1) Set up a drum kit in a recording studio. 2) Set up the microphones for the drum kit. 3) Take the drum kit away. Viola - the picture you see here.
he photograph is an actual set-up for one of our recording sessions. The band before us was packing up and asked, "do you want us to pull down all the drum-kit mics and stands?" Our reply was a unanimous, "Noooooo!"
Ok, anecdotes aside you may be wondering what's the best way to set up microphones for recording your drum kit. First up, trust your engineer. If it looks like they know what they are doing and sounds like they know what they are doing they probably do. Ask them questions, "why are you putting a microphone inside the kick-drum and also outside?", "why are you using two microphones on the snare?" The should be able to give a good explanation.
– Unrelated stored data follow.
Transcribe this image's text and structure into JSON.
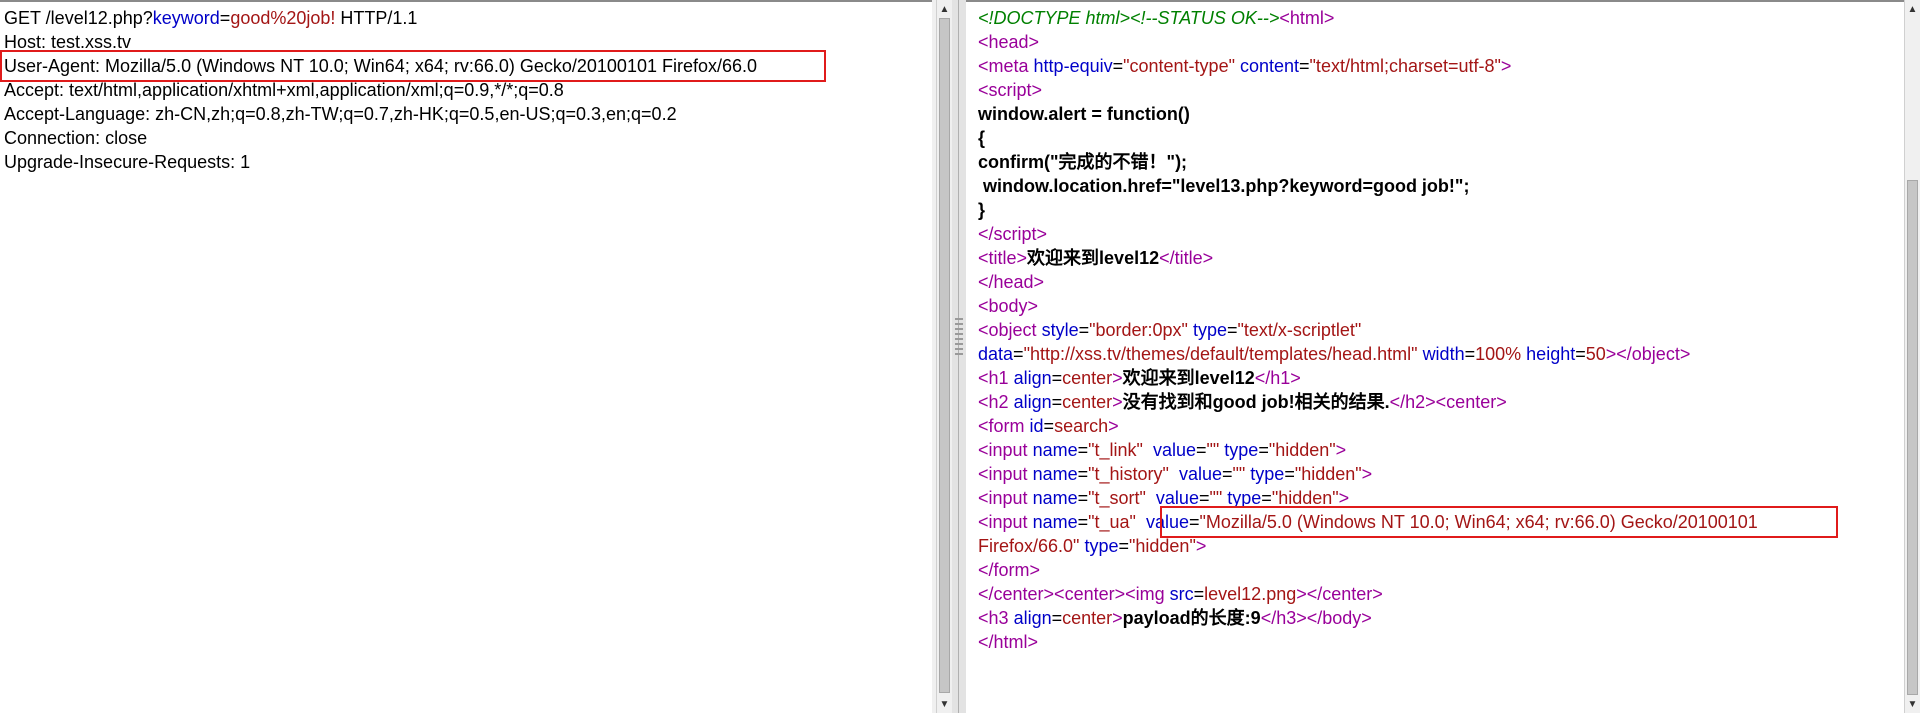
{
  "request": {
    "line1": {
      "prefix": "GET /level12.php?",
      "param": "keyword",
      "eq": "=",
      "value": "good%20job!",
      "suffix": " HTTP/1.1"
    },
    "host": "Host: test.xss.tv",
    "user_agent": "User-Agent: Mozilla/5.0 (Windows NT 10.0; Win64; x64; rv:66.0) Gecko/20100101 Firefox/66.0",
    "accept": "Accept: text/html,application/xhtml+xml,application/xml;q=0.9,*/*;q=0.8",
    "accept_language": "Accept-Language: zh-CN,zh;q=0.8,zh-TW;q=0.7,zh-HK;q=0.5,en-US;q=0.3,en;q=0.2",
    "connection": "Connection: close",
    "upgrade": "Upgrade-Insecure-Requests: 1"
  },
  "response": {
    "doctype": "<!DOCTYPE html>",
    "comment": "<!--STATUS OK-->",
    "meta_content_val": "\"text/html;charset=utf-8\"",
    "script_line1": "window.alert = function()",
    "script_line2": "{",
    "script_line3": "confirm(\"完成的不错！\");",
    "script_line4": " window.location.href=\"level13.php?keyword=good job!\";",
    "script_line5": "}",
    "title_text": "欢迎来到level12",
    "object_style": "\"border:0px\"",
    "object_type": "\"text/x-scriptlet\"",
    "object_data": "\"http://xss.tv/themes/default/templates/head.html\"",
    "object_width": "100%",
    "object_height": "50",
    "h1_text": "欢迎来到level12",
    "h2_text": "没有找到和good job!相关的结果.",
    "form_id": "search",
    "input1_name": "\"t_link\"",
    "input2_name": "\"t_history\"",
    "input3_name": "\"t_sort\"",
    "input4_name": "\"t_ua\"",
    "ua_value_part1": "\"Mozilla/5.0 (Windows NT 10.0; Win64; x64; rv:66.0) Gecko/20100101",
    "ua_value_part2": "Firefox/66.0\"",
    "empty_val": "\"\"",
    "hidden_val": "\"hidden\"",
    "img_src": "level12.png",
    "h3_text": "payload的长度:9"
  }
}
What if you are setting up microphones yourself though? A few factors such as what microphones you actually have, how many and how much time you have come into play. Use the following tips as a guideline for setting up microphones for your drums.
If you have two condenser microphones one option is to place them at about your drummer's head height to the left and the right of the kit. That way you get a basic stereo sound. You could try them on the drummers side of the kit (to his left and right) or in front of the kit to the left and right.
1 mic Overhead position above the kit (move a little to achieve desired sound). 2 mics as with one microphone and use the second microphone on the bass drum. 3 mics same as two mics and add your third microphone near the hats directed at the snare or snare aimed at the hats. 4 mics use microphones three and four in similar concept to the first tip of two condenser mics - use 3 in a good snare/hat configuration, use 4 near your floor tom. 5 mics add a microphone between the toms. 6 microphones give the snare and high-hats individual microphones. Any more microphones? Build on the previous steps.
As to what types of microphones to use? We'll save that for another lesson.